China NMPA Product Recall - Fully Automated Biochemical and Immunological Analyzer

Ortho-Clinical Diagnostics, Inc. has initiated a voluntary Class III recall for its fully automated biochemical and immunoassay analyzer. This action, publicly reported by the National Medical Products Administration (NMPA) on April 23, 2023, addresses a critical operational concern. The manufacturer identified a potential design flaw where the analyzer’s cap opener assembly could inadvertently damage MicroTip reagent kits during routine use.

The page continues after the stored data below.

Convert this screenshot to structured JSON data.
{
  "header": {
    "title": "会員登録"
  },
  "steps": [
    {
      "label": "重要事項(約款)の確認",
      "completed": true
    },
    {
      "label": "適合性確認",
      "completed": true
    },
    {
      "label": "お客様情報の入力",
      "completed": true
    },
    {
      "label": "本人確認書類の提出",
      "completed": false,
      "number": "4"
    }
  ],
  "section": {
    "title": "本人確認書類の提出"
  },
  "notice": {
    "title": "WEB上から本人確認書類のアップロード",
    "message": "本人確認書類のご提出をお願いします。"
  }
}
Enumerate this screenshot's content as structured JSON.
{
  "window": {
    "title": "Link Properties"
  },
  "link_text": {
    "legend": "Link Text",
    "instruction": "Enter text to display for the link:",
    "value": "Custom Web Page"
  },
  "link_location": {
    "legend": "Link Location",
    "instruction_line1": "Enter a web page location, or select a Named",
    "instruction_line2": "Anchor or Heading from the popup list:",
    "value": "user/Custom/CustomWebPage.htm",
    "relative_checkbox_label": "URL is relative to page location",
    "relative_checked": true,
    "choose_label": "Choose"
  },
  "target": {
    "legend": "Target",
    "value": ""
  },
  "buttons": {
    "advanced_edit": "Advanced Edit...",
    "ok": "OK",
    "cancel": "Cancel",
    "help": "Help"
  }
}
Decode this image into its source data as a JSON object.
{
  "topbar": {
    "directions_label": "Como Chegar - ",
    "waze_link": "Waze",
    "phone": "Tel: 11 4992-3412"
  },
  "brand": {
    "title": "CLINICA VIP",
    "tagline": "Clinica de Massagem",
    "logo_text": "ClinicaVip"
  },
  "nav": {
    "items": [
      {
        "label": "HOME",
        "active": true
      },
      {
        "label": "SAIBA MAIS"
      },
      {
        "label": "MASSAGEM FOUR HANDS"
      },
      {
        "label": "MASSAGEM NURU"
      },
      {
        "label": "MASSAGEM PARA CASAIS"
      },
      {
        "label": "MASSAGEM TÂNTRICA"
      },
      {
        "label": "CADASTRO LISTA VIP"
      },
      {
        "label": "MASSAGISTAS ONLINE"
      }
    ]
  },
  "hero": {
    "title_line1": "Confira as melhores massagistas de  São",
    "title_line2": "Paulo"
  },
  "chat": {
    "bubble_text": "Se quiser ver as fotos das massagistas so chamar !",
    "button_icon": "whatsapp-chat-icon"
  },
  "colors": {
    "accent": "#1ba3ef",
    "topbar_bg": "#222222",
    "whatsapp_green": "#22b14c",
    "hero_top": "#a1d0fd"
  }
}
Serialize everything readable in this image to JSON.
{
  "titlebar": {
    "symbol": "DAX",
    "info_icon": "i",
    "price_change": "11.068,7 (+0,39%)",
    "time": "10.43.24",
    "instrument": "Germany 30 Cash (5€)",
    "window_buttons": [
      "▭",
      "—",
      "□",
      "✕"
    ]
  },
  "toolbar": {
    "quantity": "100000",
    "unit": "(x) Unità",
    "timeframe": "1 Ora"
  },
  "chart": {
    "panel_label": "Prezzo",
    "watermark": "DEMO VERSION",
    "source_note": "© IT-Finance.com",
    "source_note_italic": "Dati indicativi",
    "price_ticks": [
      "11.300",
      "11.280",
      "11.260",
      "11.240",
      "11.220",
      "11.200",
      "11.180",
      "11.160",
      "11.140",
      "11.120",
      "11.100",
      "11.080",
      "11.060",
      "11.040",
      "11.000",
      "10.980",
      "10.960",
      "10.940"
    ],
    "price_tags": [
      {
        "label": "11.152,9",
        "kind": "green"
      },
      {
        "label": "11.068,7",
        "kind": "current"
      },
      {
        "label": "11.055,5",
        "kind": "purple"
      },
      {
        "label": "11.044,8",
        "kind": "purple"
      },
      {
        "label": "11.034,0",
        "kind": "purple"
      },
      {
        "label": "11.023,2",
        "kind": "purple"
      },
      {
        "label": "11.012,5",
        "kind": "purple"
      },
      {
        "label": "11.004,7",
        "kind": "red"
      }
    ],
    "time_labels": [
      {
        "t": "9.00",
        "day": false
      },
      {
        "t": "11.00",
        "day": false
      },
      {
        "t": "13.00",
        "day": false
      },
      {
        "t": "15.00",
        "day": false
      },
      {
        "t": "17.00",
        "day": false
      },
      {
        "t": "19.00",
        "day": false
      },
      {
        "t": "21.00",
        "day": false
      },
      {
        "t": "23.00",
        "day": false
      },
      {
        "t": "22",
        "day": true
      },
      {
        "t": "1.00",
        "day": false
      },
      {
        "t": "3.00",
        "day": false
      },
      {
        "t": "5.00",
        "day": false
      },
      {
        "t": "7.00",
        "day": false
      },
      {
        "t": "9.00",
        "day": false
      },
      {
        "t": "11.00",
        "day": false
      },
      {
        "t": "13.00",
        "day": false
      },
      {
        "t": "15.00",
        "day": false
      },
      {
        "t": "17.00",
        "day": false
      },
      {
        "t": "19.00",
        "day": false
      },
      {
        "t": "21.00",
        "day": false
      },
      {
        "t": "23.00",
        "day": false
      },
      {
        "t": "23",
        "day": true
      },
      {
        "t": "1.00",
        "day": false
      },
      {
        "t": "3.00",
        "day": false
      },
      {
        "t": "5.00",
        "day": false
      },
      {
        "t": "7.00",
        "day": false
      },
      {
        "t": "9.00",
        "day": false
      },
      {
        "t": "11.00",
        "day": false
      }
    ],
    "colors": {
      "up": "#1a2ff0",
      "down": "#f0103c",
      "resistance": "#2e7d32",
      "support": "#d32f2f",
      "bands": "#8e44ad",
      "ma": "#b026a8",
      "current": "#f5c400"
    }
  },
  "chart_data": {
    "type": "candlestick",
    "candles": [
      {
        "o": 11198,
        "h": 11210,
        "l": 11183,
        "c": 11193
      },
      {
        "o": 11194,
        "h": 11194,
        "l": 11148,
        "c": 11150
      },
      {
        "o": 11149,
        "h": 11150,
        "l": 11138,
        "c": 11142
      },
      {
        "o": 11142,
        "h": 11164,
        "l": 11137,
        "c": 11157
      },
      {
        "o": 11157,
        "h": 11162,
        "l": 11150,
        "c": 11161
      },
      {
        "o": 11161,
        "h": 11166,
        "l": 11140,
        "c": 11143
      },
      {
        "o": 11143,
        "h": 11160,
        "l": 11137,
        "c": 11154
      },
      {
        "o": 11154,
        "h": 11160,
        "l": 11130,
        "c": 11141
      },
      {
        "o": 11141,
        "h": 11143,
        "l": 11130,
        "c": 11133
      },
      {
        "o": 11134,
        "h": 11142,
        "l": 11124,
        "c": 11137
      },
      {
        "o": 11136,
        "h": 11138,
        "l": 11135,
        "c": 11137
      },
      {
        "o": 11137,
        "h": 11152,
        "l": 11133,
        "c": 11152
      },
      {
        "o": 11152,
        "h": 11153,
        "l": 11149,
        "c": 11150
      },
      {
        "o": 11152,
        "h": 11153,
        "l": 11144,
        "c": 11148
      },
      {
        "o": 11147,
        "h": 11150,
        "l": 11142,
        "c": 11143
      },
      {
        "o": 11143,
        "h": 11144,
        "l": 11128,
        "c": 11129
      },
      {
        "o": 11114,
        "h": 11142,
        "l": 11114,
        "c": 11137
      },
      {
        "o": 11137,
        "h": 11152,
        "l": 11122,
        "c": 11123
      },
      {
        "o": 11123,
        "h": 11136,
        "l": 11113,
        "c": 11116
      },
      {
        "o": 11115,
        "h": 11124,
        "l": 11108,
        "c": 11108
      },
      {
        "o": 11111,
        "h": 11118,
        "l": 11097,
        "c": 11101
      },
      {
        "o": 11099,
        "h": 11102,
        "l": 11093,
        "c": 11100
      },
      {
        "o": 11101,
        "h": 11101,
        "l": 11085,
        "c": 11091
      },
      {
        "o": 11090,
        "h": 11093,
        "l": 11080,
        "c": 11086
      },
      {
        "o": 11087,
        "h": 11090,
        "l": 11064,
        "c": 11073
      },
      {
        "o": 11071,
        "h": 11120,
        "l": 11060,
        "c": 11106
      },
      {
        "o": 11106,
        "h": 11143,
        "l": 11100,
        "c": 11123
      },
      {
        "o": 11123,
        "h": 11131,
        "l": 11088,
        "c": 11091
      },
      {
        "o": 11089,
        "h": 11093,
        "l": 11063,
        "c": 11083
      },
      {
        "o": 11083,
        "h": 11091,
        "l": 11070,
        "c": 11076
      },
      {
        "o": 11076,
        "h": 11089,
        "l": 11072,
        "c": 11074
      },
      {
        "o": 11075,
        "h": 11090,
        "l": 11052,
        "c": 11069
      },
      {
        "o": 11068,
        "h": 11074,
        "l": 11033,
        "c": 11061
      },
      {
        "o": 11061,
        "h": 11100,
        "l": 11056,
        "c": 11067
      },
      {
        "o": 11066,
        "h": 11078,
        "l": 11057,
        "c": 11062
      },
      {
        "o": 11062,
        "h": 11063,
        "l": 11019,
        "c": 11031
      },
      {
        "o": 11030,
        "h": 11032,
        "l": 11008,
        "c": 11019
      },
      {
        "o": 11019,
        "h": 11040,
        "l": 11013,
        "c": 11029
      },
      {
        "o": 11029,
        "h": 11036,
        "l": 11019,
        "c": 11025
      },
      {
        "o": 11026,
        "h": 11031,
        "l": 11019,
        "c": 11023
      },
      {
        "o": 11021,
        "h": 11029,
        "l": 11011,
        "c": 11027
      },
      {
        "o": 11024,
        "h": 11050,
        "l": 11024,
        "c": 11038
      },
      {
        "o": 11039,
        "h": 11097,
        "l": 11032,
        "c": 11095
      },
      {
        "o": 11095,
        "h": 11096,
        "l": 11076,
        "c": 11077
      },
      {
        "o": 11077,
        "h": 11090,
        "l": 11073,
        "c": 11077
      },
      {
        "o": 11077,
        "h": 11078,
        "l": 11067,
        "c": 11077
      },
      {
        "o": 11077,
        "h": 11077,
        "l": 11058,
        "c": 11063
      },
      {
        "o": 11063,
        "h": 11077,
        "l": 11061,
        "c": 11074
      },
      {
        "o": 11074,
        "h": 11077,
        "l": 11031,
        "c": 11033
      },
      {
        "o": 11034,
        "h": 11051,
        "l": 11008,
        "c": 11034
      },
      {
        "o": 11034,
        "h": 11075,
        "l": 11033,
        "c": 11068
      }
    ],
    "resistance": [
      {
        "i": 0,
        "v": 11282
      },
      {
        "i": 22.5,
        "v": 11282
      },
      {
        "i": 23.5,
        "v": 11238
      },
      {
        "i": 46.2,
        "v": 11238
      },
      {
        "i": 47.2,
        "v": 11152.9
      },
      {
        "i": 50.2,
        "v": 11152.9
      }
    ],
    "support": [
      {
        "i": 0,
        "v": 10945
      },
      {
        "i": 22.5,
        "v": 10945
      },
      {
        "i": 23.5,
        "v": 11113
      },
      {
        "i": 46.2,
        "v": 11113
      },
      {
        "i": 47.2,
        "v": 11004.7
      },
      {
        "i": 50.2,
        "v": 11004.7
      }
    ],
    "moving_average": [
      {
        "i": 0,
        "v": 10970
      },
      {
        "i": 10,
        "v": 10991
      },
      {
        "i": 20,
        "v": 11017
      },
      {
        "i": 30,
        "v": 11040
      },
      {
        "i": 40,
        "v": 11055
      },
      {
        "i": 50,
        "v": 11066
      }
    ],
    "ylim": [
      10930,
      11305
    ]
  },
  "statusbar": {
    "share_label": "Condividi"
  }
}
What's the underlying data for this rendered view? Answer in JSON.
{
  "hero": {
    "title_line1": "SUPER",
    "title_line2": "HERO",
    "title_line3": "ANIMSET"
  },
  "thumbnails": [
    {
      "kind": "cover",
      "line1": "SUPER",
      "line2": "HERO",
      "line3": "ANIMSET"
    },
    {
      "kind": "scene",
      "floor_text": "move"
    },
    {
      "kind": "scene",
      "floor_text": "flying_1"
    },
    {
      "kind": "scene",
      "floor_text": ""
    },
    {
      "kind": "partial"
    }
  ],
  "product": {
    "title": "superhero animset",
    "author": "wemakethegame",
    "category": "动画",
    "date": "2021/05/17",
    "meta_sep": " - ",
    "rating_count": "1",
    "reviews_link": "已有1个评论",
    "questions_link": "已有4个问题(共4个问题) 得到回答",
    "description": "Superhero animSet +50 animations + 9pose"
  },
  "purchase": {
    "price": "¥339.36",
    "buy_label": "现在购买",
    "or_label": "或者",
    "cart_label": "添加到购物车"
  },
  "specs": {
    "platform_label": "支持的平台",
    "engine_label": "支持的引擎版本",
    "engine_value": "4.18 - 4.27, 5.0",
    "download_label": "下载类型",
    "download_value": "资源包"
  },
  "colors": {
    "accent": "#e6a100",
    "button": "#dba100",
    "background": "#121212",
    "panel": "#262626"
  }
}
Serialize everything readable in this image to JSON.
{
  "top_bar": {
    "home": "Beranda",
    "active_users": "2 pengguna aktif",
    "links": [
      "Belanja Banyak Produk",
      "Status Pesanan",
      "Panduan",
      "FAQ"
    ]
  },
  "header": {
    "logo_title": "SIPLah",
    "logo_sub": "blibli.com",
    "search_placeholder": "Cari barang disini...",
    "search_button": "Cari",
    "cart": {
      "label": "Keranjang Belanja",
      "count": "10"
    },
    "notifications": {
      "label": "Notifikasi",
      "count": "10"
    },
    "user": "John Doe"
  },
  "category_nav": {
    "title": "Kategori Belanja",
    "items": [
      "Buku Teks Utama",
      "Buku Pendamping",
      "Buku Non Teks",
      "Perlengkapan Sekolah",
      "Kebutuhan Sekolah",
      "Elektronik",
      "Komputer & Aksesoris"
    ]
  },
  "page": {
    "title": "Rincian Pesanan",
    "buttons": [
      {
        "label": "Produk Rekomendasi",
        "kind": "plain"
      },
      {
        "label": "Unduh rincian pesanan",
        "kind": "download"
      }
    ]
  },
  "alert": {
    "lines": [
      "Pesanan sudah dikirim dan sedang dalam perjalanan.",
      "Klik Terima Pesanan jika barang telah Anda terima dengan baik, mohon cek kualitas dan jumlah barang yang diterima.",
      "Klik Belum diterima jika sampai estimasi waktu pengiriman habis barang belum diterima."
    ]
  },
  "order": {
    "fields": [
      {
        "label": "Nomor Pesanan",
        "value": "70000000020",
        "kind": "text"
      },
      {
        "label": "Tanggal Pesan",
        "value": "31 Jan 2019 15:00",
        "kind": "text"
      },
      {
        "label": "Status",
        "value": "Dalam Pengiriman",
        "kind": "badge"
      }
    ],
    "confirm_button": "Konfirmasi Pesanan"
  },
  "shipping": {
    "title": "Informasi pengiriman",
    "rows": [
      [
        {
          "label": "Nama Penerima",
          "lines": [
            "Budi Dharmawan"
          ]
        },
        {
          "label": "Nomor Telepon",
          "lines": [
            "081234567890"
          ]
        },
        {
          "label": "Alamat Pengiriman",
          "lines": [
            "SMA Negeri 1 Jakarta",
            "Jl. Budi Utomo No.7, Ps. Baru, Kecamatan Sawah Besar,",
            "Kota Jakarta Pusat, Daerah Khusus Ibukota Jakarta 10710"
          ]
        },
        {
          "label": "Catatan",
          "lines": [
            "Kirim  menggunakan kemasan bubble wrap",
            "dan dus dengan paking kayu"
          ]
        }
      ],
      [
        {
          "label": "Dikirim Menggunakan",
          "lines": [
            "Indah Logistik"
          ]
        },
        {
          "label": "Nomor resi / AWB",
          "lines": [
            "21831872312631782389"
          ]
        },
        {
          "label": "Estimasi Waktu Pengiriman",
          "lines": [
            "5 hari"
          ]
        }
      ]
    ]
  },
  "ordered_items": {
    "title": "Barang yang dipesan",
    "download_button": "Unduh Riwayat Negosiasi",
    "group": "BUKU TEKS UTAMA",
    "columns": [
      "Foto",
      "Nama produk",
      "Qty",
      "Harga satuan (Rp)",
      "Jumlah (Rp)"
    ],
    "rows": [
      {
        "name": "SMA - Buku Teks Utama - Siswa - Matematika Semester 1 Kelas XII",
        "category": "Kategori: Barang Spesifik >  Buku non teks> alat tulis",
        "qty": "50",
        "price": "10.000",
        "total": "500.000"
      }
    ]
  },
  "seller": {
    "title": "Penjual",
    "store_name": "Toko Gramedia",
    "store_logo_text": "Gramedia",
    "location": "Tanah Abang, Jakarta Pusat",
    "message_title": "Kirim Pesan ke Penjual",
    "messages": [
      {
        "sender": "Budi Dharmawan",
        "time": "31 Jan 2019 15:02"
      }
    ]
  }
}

This issue has implications for the reliability and accuracy of diagnostic tests performed using the device. The recall encompasses specific models, specifications, and batch numbers of the analyzer, identified by National Medical Device Registration Certificate No. 20232220063. Comprehensive details regarding the affected products are available in the official "Recall Event Report Form." As a voluntary measure, Ortho-Clinical Diagnostics, Inc. is committed to ensuring product integrity and mitigating any potential risks to patient safety and diagnostic efficacy. The NMPA's involvement, classifying this as a Class III recall, indicates a situation where product use is unlikely to cause adverse health consequences but warrants corrective action. This regulatory oversight ensures that manufacturers address product deficiencies in a structured manner, upholding the quality standards essential for medical devices in China's healthcare system.